DC District Court Upholds “Conflict Minerals Disclosure” Section of the Dodd Frank Act
Susan Baker, Vice President, Shareholder Advocacy and Corporate Engagement: July 2013
On July 23rd, the U.S. District Court for the District of Columbia ruled to uphold the implementing rules for Section 1502 of the Dodd-Frank Act, which relates to Conflict Minerals Disclosure. The Court also dismissed a lawsuit filed against the U.S. Securities and Exchange Commission (SEC) by the U.S. Chamber of Commerce, the National Association of Manufacturers, and the Business Roundtable; “[f]inding no problems with the SEC’s rulemaking and disagreeing that the ‘conflict minerals’ disclosure scheme transgresses the First Amendment, the Court concludes that Plaintiffs’ claims lack merit.”

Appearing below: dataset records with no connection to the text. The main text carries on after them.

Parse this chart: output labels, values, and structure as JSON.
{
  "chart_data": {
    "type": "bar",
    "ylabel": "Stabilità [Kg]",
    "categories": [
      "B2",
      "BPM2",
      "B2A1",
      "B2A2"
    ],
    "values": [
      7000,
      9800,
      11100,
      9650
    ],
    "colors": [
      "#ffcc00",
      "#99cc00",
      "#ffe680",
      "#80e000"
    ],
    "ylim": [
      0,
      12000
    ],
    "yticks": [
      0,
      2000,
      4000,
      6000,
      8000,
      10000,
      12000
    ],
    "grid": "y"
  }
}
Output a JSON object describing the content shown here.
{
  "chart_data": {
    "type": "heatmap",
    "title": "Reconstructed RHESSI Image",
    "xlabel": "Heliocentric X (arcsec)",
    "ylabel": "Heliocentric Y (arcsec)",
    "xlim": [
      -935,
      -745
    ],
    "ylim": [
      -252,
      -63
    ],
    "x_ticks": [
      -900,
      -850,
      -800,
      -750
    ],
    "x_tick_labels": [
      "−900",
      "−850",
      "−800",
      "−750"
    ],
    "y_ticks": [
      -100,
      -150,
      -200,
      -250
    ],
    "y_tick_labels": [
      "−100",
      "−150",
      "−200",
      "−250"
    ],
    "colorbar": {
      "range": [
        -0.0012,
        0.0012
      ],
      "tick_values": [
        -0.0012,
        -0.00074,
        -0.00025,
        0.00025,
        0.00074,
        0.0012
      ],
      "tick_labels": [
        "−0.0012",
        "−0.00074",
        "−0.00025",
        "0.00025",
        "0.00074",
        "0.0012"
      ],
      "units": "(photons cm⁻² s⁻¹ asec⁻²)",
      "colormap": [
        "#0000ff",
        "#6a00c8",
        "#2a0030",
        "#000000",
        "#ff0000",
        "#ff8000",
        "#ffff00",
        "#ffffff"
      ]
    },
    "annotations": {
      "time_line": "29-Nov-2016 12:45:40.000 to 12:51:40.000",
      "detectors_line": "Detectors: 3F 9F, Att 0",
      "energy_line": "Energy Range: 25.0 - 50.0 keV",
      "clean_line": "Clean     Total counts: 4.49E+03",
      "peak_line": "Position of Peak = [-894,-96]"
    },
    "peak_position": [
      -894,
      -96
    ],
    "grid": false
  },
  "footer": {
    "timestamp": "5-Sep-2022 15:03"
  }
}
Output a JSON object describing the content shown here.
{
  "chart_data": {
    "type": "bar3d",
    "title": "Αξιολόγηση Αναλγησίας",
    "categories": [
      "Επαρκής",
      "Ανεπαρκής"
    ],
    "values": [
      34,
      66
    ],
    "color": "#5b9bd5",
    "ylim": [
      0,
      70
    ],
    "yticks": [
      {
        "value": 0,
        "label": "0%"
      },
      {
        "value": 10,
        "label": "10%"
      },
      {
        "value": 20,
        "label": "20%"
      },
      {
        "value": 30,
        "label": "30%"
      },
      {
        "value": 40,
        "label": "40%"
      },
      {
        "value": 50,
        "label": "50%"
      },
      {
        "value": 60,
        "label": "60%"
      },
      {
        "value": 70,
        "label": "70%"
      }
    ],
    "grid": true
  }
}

Section 1502 provides details on how corporations will be required to report to the SEC on their use of “conflict minerals” from the Eastern Democratic Republic of the Congo (DRC) and surrounding regions, where a violent conflict has been raging for 15 years, claiming over five million lives. The four conflict minerals—tin, tantalum, tungsten, and gold—are critical to the reliable functioning consumers have come to expect from cell phones, laptops, jewelry, automobiles, and many other manufactured products.

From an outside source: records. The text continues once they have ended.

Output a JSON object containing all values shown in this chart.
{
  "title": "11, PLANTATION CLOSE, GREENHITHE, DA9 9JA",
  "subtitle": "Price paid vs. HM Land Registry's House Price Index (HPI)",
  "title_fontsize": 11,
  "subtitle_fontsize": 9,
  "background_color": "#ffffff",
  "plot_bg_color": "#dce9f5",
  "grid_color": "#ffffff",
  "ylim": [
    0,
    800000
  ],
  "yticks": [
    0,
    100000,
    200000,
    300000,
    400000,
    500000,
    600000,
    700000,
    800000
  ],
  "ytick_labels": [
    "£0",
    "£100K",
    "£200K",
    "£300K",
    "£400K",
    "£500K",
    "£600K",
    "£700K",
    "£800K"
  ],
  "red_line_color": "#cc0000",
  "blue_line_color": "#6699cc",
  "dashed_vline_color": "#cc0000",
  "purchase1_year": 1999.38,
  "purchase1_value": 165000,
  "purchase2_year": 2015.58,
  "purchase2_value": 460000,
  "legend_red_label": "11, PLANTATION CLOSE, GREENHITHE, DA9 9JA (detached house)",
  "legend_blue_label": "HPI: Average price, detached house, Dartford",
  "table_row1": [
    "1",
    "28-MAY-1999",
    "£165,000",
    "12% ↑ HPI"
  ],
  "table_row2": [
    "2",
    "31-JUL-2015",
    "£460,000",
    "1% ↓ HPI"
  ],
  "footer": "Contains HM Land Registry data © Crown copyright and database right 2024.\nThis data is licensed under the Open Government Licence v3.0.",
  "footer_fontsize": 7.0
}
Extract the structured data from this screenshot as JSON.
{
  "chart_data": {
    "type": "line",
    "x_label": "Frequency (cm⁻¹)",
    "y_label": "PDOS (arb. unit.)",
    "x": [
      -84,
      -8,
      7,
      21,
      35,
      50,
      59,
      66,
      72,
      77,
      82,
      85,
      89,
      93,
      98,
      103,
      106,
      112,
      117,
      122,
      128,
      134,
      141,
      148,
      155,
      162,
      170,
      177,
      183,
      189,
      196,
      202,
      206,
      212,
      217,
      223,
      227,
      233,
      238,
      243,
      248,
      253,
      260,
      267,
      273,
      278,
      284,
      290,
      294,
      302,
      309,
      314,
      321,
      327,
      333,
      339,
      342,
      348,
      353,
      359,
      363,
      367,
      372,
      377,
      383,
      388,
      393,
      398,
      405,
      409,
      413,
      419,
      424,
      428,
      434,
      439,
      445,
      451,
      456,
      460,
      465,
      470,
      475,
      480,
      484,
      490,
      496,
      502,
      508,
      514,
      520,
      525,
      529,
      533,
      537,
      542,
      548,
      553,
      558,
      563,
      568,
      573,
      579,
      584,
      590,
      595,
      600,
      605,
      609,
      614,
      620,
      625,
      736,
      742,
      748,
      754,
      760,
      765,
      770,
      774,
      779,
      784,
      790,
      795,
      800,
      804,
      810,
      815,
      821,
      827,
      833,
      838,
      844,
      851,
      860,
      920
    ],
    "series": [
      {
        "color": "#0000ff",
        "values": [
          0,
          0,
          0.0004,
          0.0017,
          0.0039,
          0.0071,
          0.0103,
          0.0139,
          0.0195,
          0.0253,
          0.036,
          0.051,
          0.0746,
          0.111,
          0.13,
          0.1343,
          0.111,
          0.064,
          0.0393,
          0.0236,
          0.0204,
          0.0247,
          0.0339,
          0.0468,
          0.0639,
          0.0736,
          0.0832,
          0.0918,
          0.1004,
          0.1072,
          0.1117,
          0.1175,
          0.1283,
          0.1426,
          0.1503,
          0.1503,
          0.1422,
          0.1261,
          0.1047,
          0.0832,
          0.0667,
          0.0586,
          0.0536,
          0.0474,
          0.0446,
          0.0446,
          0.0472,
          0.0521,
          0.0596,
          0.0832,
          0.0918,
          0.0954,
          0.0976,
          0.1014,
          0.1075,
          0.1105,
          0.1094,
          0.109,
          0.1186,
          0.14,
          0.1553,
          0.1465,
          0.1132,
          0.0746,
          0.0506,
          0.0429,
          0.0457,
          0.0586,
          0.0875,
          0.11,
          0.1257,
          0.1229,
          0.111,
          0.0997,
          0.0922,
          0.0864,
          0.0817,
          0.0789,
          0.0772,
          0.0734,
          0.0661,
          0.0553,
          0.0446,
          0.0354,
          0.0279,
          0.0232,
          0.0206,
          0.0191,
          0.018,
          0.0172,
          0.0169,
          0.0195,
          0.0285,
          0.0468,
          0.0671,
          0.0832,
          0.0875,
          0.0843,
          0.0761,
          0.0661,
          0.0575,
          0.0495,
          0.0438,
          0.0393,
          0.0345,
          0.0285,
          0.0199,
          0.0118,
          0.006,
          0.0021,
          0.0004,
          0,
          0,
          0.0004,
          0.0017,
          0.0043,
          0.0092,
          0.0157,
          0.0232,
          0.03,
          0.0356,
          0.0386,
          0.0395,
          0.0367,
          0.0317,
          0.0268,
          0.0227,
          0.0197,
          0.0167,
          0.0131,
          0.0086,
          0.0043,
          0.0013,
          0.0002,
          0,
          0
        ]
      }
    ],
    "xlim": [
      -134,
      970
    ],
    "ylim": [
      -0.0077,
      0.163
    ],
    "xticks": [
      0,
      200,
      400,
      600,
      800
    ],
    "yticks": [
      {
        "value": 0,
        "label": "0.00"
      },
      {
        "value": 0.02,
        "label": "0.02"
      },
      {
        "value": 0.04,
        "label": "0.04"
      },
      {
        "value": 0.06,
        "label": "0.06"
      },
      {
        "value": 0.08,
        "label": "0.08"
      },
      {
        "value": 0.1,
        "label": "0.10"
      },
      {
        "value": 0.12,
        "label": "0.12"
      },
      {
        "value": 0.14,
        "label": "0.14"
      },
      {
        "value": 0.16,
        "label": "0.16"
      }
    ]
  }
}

The implemented rules will allow investors to evaluate the extent to which portfolio companies are exposed either directly or indirectly, to significant human rights risks associated with conflict minerals, thereby improve investors’ ability to make sound financial investments,. Going forward, affected companies will need to provide public disclosures, annually.
As investors, we believe that Section 1502 of the Dodd-Frank Act provides a critical leverage point to address one of the root causes of the ongoing violence that has plagued the Democratic Republic of Congo. The rules intent is to expose the illicit trade of minerals – a key financial resource for rebel groups – and move sourcing to responsible supplies in the DRC. We are in regular dialogue with
Intel, Hewlett-Packard, Motorola Solutions*, and Advanced Micro Devices*, who support the rule, but due to the ‘phase-in’ period investors will have to press companies over the next few years for continuous and rapid improvement in addressing these human rights risks.
Over the last three years, members of an investor coalition led by Responsible Sourcing Network, Boston Common Asset Management, Calvert Investments, and Trillium Asset Management, submitted several recommendations to the SEC during the rule?making process. The coalition also included members of the Interfaith Center on Corporate Responsibility (ICCR), a membership association of 275 faith-based institutional investors including religious communities and asset management companies; United Nations’ PRI: Principles for Responsible Investment; and US SIF: The Forum for Sustainable and Responsible Investment, a membership association of investors, firms, institutions, and organizations engaged in sustainable and responsible investing. Key components from the investors’ letters were included in the final rule.
We commend the leadership of the Enough Project and Global Witness — along with a number of major U.S. companies — that worked collaboratively with investors through the lengthy rulemaking process.
The rule charts a workable path forward for companies to report on the sourcing and due diligence processes associated with the minerals captured by the legislation. As investors, we commend companies that have already begun implementation of the 1502 rule and encourage all companies to comply with its provisions swiftly and fully.
We also encourage responsible investment in the DRC and the broader Great Lakes Region—consistent with the provisions of this law and the rule implementing it—in order to help support peace and prosperity after two decades of bloody conflict and massive dislocations affecting millions of people.
*In addition to engaging with our core portfolio companies, Trillium also conducts advocacy on selected companies (identified with an “*”) that are not in our core portfolios but are held as legacy positions in client portfolios. These are companies that may not meet our minimum social and environmental criteria, but that we still seek to improve.